Tientallen vragen die eigenlijk rond een en dezelfde vraag draaien: Ben ik een mens zoals God die bij zijn schepping heeft gedroomd? Ben ik
zo’n mens? En zo’n mens zijn we enkel als we niet alleen voor onszelf leven. Als we verder denken dan aan rijkdom en bezit. Als we onszelf
geregeld in vraag stellen. Als we ons dus afvragen of we echt goed bezig zijn, niet alleen voor onszelf, maar voor de mensen om ons heen en voor de
wereld waarin en waarop we leven en die we van God in bruikleen hebben gekregen.
Want dat is de vraag die telt: Ben ik goed bezig in de ogen van God?

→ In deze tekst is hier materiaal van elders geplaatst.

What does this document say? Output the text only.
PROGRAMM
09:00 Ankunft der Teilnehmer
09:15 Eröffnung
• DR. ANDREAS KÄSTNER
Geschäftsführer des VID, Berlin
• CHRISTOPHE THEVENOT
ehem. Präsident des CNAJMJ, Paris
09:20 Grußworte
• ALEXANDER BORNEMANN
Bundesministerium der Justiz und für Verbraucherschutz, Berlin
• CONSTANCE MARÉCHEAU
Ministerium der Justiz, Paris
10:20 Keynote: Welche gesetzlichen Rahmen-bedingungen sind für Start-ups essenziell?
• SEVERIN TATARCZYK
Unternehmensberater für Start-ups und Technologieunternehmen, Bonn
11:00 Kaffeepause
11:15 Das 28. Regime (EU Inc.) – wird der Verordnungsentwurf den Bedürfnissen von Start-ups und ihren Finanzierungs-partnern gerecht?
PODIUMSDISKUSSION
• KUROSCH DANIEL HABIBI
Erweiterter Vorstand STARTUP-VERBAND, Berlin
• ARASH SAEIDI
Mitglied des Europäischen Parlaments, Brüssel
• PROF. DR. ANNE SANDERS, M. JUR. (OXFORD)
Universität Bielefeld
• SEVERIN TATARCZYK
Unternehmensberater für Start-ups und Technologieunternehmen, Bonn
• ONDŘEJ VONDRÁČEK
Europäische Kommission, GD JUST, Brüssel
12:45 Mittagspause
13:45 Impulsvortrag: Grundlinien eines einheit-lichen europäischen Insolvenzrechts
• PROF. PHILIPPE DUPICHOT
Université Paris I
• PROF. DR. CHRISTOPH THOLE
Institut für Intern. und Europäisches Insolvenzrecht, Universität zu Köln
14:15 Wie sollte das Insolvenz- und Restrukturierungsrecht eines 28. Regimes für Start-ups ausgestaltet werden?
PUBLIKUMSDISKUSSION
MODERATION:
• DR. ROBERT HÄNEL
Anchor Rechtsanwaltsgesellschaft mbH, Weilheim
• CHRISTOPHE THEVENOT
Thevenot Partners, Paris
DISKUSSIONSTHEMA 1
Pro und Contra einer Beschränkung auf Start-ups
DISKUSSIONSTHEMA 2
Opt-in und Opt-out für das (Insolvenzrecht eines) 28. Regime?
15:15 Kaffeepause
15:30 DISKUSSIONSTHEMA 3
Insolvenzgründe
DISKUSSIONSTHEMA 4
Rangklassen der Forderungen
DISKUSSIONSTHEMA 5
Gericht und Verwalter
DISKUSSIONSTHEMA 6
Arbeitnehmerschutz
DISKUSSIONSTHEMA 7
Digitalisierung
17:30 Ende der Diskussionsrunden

In de eerste lezing horen we dat de ambtenaar van de tempel zal vervangen
worden omdat hij zijn taak niet naar behoren vervult. En die taak is dat hij een goede mens, een vader moet zijn voor de anderen. Hem zal de sleutel
van het huis worden afgenomen, en die zal doorgegeven worden aan de man die hem vervangt. Net zoals Petrus van Jezus de sleutel van het Rijk der
hemelen zal krijgen. We kennen dat beeld: Petrus die geschilderd en gebeeldhouwd wordt met een sleutel in zijn handen. Misschien hebben we daar een
foute voorstelling bij. Misschien denken we dat Petrus echt de sleutel van de hemel in zijn handen heeft, waarbij we hemel verstaan als de eeuwigheid
die we na onze dood willen bereiken. Maar dat is natuurlijk fout. Het Rijk der hemelen is de aarde zoals ze is als mensen leven naar Gods droom van
liefde, vrede en vreugde. Helemaal naar Jezus’ woorden en daden. En het zou goed zijn als we eraan denken dat niet alleen Petrus daartoe de
sleutel heeft gekregen. Nee, ieder van ons heeft zo’n sleutel gekregen, want van ieder van ons verlangt en verwacht de Heer onze God dat we zijn
schepping maken tot een hemel voor iedereen. Dat we de sleutel die we kregen, gebruiken om zijn Rijk te sluiten voor het kwade, het onrecht, de
uitbuiting en de vernedering, en te openen voor barmhartigheid en vergevensgezindheid, en voor liefde en vrede.
Zusters en broeders, ik denk dat dit de vraag is die we onszelf moeten stellen: of we goed bezig zijn als mens en als christen. Als kind van God
die een Vader is van en voor alle mensen. Of we, net als Petrus, een steenrots kunnen zijn waarop God zijn wereld kan bouwen. Zijn wereld die er is
voor al zijn schepselen. Laten we dat proberen zijn: een rots waarop God zijn wereld kan bouwen. Amen.